Top | Adam Ried
Rhode Island-Style Clear Clam Chowder
(recipe, Adam Ried)
Ridding the clam broth of grit by allowing it to settle in a tall, narrow container and pouring it off carefully to leave the grit behind is easy, but not necessarily foolproof. If you don’t want to take any chances, strain the broth through a fine-mesh strainer lined with damp cheesecloth.
Because both the salt pork and clams are salty to begin with, tread lightly with extra salt to season the chowder. Some might consider the lemon to be unorthodox, or even misplaced, but I think it gives the clams an exclamation point! Likewise, the chives would probably be considered fancy at most clam shacks, but I like the light onion essence they bring, not to mention the green, which this stew can use.
This is adapted from Jasper White’s 50 Chowders. Serve oyster crackers or common crackers alongside.
- 8 lb. littleneck, top neck, cherrystone, or small quahog clams, rinsed, scrubbed if necessary
- 4 oz. lean salt pork or blanched thick-cut bacon, cut into ½-inch pieces
- 2 medium onions, chopped
- 2 celery ribs, chopped
- 2 bay leaves
- 1 Tbsp. minced fresh thyme
- 2 cups bottled clam juice
- 2½ lb. Yukon gold or all-purpose potatoes (5 medium-large), peeled and cut into ¾-inch chunks
- 1½ Tbsp. lemon juice
- 3 Tbsp. chopped fresh parsley
- 3 Tbsp. snipped fresh chives
- Bring 2 cups of water to a boil in a large, heavy Dutch oven over high heat. Add half the clams, cover, adjust the heat to medium-high, and cook until they open, 4 to 7 minutes, stirring them once during the cooking time. With a slotted spoon, transfer them to a large bowl.
- Add the remaining clams to the pot and cook until they open, 4 to 7 minutes longer. With the slotted spoon, add them to the bowl with the first batch (discard any that have not opened). Reserve the broth (you should have about 4 cups).
- When the clams are cool enough to handle, remove the meats from the shells, rinse them if necessary, roughly chop them (you should have about 1¾ cups), and refrigerate until ready to use.
- Meanwhile, transfer the broth to a tall, narrow container. Allow it to settle for about 10 minutes, then pour it carefully into another container, taking care to leave the grit behind at the bottom of the first container (see Introduction, above). Cover and refrigerate until ready to use.
- Wash out the pot, add the salt pork, and cook over medium-low heat, stirring occasionally, until browned and crisp, about 18 minutes. Pour off all but 1½ tablespoons of the fat (leave the salt pork in the pot). Add the onion, celery, bay leaves, and thyme, and cook, stirring frequently, until the vegetables are softened, about 5 minutes. Add the clam juice, reserved clam broth, and potatoes, adjust the heat to medium-high, and bring to a simmer (do not boil). Adjust the heat to low, cover, and simmer until the potatoes are tender, about 15 minutes.

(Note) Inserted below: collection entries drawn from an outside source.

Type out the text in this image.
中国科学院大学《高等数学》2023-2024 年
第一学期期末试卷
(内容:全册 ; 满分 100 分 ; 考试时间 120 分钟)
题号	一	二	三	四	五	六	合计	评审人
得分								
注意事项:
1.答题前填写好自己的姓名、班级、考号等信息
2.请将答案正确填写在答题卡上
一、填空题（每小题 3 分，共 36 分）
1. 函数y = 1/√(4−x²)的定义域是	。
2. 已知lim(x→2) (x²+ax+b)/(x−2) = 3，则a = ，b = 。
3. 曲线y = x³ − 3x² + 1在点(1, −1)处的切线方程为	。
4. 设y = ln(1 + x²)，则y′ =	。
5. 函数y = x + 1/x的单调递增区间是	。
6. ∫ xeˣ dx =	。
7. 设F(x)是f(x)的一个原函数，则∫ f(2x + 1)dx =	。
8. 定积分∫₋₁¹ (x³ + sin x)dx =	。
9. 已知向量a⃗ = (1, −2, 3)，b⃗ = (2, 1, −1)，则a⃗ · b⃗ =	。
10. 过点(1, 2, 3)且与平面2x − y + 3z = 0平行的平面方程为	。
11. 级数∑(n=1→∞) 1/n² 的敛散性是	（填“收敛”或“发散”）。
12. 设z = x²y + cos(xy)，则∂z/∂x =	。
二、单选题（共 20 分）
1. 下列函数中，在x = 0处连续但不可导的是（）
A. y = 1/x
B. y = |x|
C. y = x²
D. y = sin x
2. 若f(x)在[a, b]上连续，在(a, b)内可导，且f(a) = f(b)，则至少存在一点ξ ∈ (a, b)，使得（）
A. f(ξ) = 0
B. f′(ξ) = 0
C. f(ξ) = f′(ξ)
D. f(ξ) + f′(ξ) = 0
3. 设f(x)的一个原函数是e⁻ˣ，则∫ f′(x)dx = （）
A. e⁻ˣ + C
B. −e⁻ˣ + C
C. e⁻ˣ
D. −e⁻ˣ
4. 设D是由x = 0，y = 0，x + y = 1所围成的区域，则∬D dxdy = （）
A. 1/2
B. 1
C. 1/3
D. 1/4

- Off the heat, add the chopped clams, lemon juice, and pepper to taste, and rest the chowder for about 30 minutes for the flavors to meld. Gently reheat the chowder over medium heat (do not boil). Remove the bay leaves, taste, and adjust seasoning with additional pepper (and salt), if necessary. Add the parsley and chives, stir them in, and serve at once.